Hey great video! The research group I am in has a workstation with dual CPU sockets and a QuadroP4000, I have installed CUDA toolkit but when I try to run standard.exe jobs I get the message: "warning cannot load the GPU solver library GPU acceleration is disabled". I have edited the environment file also to include the line:
os.environ["ABA_ACCELERATOR_TYPE"]="PLATFORM_CUDA" # Nvidia
Still it doesn't work! Any ideas? Do I need to disable integrated graphics in the BIOS? I don't think our Xeon chip even has integrated graphics...
Hi Brian, i don´t think, if it is a dual xeon cpu, that it has an integrated graphics card. But yes, that error happens mostly when you have more than 1 GPU in your system.
Excellent Video!
Thanks a lot for you explanation. Do I need to install CUDA toolkit to use a NVIDIA graphic card to activate the GPU acceleration capabilities?
Hello Sergio, no, you do not need to install the CUDA toolkit before hand, but, i can always recommend to install it. It provides a set of libraries and instructions that Abaqus could take advantage of for advanced GPU configurations. Thanks for watching !

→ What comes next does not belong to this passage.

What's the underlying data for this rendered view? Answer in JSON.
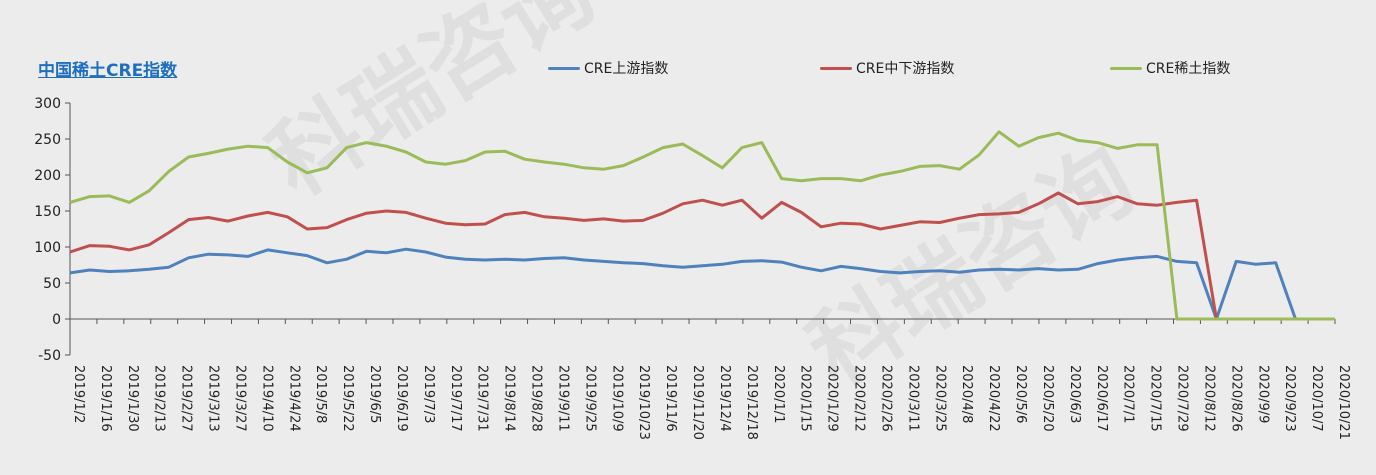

@@JorgeMoralesAv Thank you for your answer. Does this "GPU acceleration" applies to NVIDIA graphic cards inside laptops? after a full day working on this subject i always found the following message "GPU SOLVER ACCELERATION UNAVAILABLE. SEE JOB LOG FILE FOR MORE DETAILS."
Hello again, for latpops, i would say you have also an integrated intel or AMD radeon graphics card, right? it that is the case, install the CUDA toolkit and follow the next steps. Look in this directory (in my case i have abaqus 2018, if you have 2017,2018 or 2019 it will be the same):
C:\Program Files\Dassault Systemes\SimulationServices\V6R2018x\win_b64\SMA\site
and look for the file:
abaqus_v6.env
open it with Notepad ++ or a good text editor that is not the basic notepad from windows and add the following instruction at the very end of it in a new line:
os.environ["ABA_ACCELERATOR_TYPE"]="PLATFORM_CUDA" # Nvidia
this will tell the operating system to look for the CUDA graphics card. Tell me if you still have problems :)
@@JorgeMoralesAv Thanks again for your detailed input. My case is a laptop with integrated intel graphics + Nvidia as you suggested. Well, I also tried to edit that abaqus_v6.env file. Noticed that it changed a line windows command line interface when oppening abaqus CAE. But once again, when selecting a job with 6 CPU + 1 GPU, the "GPU SOLVER ACCELERATION UNAVAILABLE (...)" poped up once again.
Also performed some test on a fast job, to check if it was working despite that message. But no success, times with and without GPU where exactly the same.
What I did once in my workstation was to disable the integrated graphics card in the BIOS. Mine was a Dell precision, they allow you very easy to change this setting. Try if your computer allows you, and pretty sure it will work after it. I used to have this problem always in laptops with integrated grapchis.
Hello, I have 2 GPUs on my PC. I could run 1 job with GPU acceleration well. However, when I tried to run a second parallel job, also with CPU=16 GPU=1, the Abaqus won't arrange second GPU to the second job, still using the first GPU. Do you know how to let the jobs use an independent GPU separately?
Thank you!
Hi How do you check DOF from an abaqus job? I can check the element number.. but how can I see the DOF? Thanks
Great Video!
Is it works for abaqus explicit dynamics?
unfortunately GPU acceleration still does not work with explicit analyses :/ for later realeases is being planned.